CityofSantaMonica / mds-provider

Python tools for working with MDS Provider data
https://github.com/openmobilityfoundation/mobility-data-specification
MIT License
18 stars 20 forks source link

Client resiliance to provider server errors #88

Open zaksoup opened 4 years ago

zaksoup commented 4 years ago

What happens now?

Some providers have implementation issues with their MDS endpoints. It's common for standard requests to result in un-explained 500 errors that will disappear when retrying or for the remote end to disconnect mid-request.

What should happen?

I'd like to request that we investigate adding logic to retry requests on certain conditions, like the remote disconnecting mid-request or receiving a 500 error

How do we do that?

I'm opening this issue to discuss what the recommended course of action would be to improve the resilience of the client library.

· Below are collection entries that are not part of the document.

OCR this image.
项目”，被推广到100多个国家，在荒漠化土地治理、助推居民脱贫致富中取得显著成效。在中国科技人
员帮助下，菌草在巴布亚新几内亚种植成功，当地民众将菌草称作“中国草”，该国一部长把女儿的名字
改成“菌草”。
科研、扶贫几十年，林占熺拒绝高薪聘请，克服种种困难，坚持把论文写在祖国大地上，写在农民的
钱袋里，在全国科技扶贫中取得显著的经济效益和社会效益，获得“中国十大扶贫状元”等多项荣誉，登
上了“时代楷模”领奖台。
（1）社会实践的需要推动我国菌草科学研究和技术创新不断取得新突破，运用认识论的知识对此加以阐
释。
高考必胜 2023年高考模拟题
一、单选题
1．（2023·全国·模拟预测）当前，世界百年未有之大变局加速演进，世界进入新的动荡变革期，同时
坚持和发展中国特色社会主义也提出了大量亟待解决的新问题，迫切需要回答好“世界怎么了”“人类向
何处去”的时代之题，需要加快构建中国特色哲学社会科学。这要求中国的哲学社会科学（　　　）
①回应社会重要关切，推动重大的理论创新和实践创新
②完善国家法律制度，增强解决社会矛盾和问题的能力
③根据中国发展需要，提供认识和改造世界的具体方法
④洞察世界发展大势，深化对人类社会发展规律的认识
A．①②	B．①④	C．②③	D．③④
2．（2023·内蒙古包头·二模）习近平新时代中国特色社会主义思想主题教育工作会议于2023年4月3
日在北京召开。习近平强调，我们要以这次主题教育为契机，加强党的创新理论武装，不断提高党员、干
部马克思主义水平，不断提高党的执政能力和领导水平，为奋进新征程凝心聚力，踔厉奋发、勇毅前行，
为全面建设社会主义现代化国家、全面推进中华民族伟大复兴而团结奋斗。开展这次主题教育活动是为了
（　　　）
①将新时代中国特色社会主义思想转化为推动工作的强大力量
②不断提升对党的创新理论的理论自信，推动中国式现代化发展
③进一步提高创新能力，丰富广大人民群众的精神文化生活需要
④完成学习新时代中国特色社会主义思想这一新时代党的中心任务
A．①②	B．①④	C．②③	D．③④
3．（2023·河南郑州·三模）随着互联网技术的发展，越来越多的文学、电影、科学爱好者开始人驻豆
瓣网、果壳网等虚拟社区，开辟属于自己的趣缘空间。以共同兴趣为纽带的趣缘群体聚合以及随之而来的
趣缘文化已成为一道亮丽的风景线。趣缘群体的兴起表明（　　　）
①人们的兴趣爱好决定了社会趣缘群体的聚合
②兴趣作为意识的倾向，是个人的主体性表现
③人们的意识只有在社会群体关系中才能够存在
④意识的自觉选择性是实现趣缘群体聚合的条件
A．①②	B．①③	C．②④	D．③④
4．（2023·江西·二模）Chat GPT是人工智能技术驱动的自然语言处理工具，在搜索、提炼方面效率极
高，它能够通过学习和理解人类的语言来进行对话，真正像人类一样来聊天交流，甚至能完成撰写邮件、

thekaveman commented 4 years ago

Exponential backoff or some other retry mechanism? I've typically "handled" (major air quotes) these errors by making large requests multiple times over a given time period, but this is not ideal for anyone. The current escape sequence is ripe for improvement.

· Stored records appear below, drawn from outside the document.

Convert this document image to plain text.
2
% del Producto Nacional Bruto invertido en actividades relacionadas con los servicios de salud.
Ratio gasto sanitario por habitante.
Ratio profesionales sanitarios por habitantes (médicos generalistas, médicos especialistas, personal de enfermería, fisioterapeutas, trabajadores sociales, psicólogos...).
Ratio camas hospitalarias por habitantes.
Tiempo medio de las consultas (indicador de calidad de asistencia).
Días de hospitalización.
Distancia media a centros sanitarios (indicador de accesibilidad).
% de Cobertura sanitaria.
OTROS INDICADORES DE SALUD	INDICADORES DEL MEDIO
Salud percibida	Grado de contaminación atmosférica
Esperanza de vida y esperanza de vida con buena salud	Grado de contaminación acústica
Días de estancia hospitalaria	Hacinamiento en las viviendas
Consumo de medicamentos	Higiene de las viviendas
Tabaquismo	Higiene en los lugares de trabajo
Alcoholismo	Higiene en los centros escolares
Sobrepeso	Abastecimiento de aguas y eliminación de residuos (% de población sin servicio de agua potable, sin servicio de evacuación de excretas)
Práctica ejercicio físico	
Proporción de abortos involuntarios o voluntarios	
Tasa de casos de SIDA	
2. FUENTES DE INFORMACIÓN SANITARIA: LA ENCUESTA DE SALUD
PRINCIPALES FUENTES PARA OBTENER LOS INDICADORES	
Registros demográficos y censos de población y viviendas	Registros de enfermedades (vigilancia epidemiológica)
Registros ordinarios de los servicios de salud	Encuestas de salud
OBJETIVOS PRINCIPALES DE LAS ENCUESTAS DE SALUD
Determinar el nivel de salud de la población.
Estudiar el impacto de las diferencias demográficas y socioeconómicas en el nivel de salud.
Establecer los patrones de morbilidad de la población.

Some related conversation can be found in #13 and #82

zaksoup commented 4 years ago

As an aside, the current code using is not only works for status codes < 256. I'm not a pythonista by any account so I spent a bit too long trying to figure out why

x = 200
x is 200
# true
y = 500
y is 500
# false

was happening. Turns out, is checks for object equivalence and for ints < 256 python uses the same object, but above that they'll be different objects...

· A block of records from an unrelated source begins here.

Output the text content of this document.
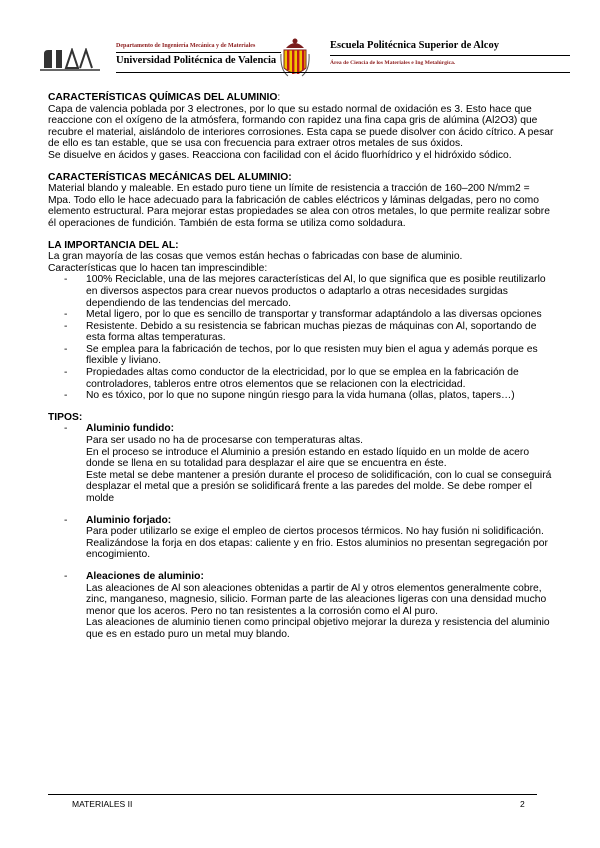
Departamento de Ingeniería Mecánica y de Materiales
Universidad Politécnica de Valencia
Escuela Politécnica Superior de Alcoy
Área de Ciencia de los Materiales e Ing Metalúrgica.
CARACTERÍSTICAS QUÍMICAS DEL ALUMINIO:

Capa de valencia poblada por 3 electrones, por lo que su estado normal de oxidación es 3. Esto hace que reaccione con el oxígeno de la atmósfera, formando con rapidez una fina capa gris de alúmina (Al2O3) que recubre el material, aislándolo de interiores corrosiones. Esta capa se puede disolver con ácido cítrico. A pesar de ello es tan estable, que se usa con frecuencia para extraer otros metales de sus óxidos.

Se disuelve en ácidos y gases. Reacciona con facilidad con el ácido fluorhídrico y el hidróxido sódico.

CARACTERÍSTICAS MECÁNICAS DEL ALUMINIO:

Material blando y maleable. En estado puro tiene un límite de resistencia a tracción de 160–200 N/mm2 = Mpa. Todo ello le hace adecuado para la fabricación de cables eléctricos y láminas delgadas, pero no como elemento estructural. Para mejorar estas propiedades se alea con otros metales, lo que permite realizar sobre él operaciones de fundición. También de esta forma se utiliza como soldadura.

LA IMPORTANCIA DEL AL:

La gran mayoría de las cosas que vemos están hechas o fabricadas con base de aluminio.

Características que lo hacen tan imprescindible:

- 100% Reciclable, una de las mejores características del Al, lo que significa que es posible reutilizarlo en diversos aspectos para crear nuevos productos o adaptarlo a otras necesidades surgidas dependiendo de las tendencias del mercado.
- Metal ligero, por lo que es sencillo de transportar y transformar adaptándolo a las diversas opciones
- Resistente. Debido a su resistencia se fabrican muchas piezas de máquinas con Al, soportando de esta forma altas temperaturas.
- Se emplea para la fabricación de techos, por lo que resisten muy bien el agua y además porque es flexible y liviano.
- Propiedades altas como conductor de la electricidad, por lo que se emplea en la fabricación de controladores, tableros entre otros elementos que se relacionen con la electricidad.
- No es tóxico, por lo que no supone ningún riesgo para la vida humana (ollas, platos, tapers…)
TIPOS:
- Aluminio fundido:

Para ser usado no ha de procesarse con temperaturas altas.

En el proceso se introduce el Aluminio a presión estando en estado líquido en un molde de acero donde se llena en su totalidad para desplazar el aire que se encuentra en éste.

Este metal se debe mantener a presión durante el proceso de solidificación, con lo cual se conseguirá desplazar el metal que a presión se solidificará frente a las paredes del molde. Se debe romper el molde

- Aluminio forjado:

Para poder utilizarlo se exige el empleo de ciertos procesos térmicos. No hay fusión ni solidificación. Realizándose la forja en dos etapas: caliente y en frio. Estos aluminios no presentan segregación por encogimiento.

- Aleaciones de aluminio:

Las aleaciones de Al son aleaciones obtenidas a partir de Al y otros elementos generalmente cobre, zinc, manganeso, magnesio, silicio. Forman parte de las aleaciones ligeras con una densidad mucho menor que los aceros. Pero no tan resistentes a la corrosión como el Al puro.

Las aleaciones de aluminio tienen como principal objetivo mejorar la dureza y resistencia del aluminio que es en estado puro un metal muy blando.

MATERIALES II	2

zaksoup commented 4 years ago

On topic... I wrote a very (very very) quick-and-dirty attempt at making the code a bit more retryable, including to Connection errors. Any feedback on what would be more idiomatic python is extremely welcome. This is in client.py...

    @staticmethod
    def retryable_get(session, url, params):
        r = Client._get(session, url, params)
        wait_time = 1
        retries = 1
        while (r is None or should_retry(r.status_code)) and retries <= 12:
            if r is None:
                print(f"Connection Error, retrying")
            else:
                print(f"{r.status_code} received, sleeping #{wait_time} second")

            pretty_sleep(wait_time)
            r = Client._get(session, url, params)
            wait_time = wait_time * 2
            retries += 1

        if r is None:
            raise ConnectionError
        return r

    @staticmethod
    def _get(session, url, params):
        try:
            r = session.get(url, params=params)
            return r
        except ConnectionError as e:
            return None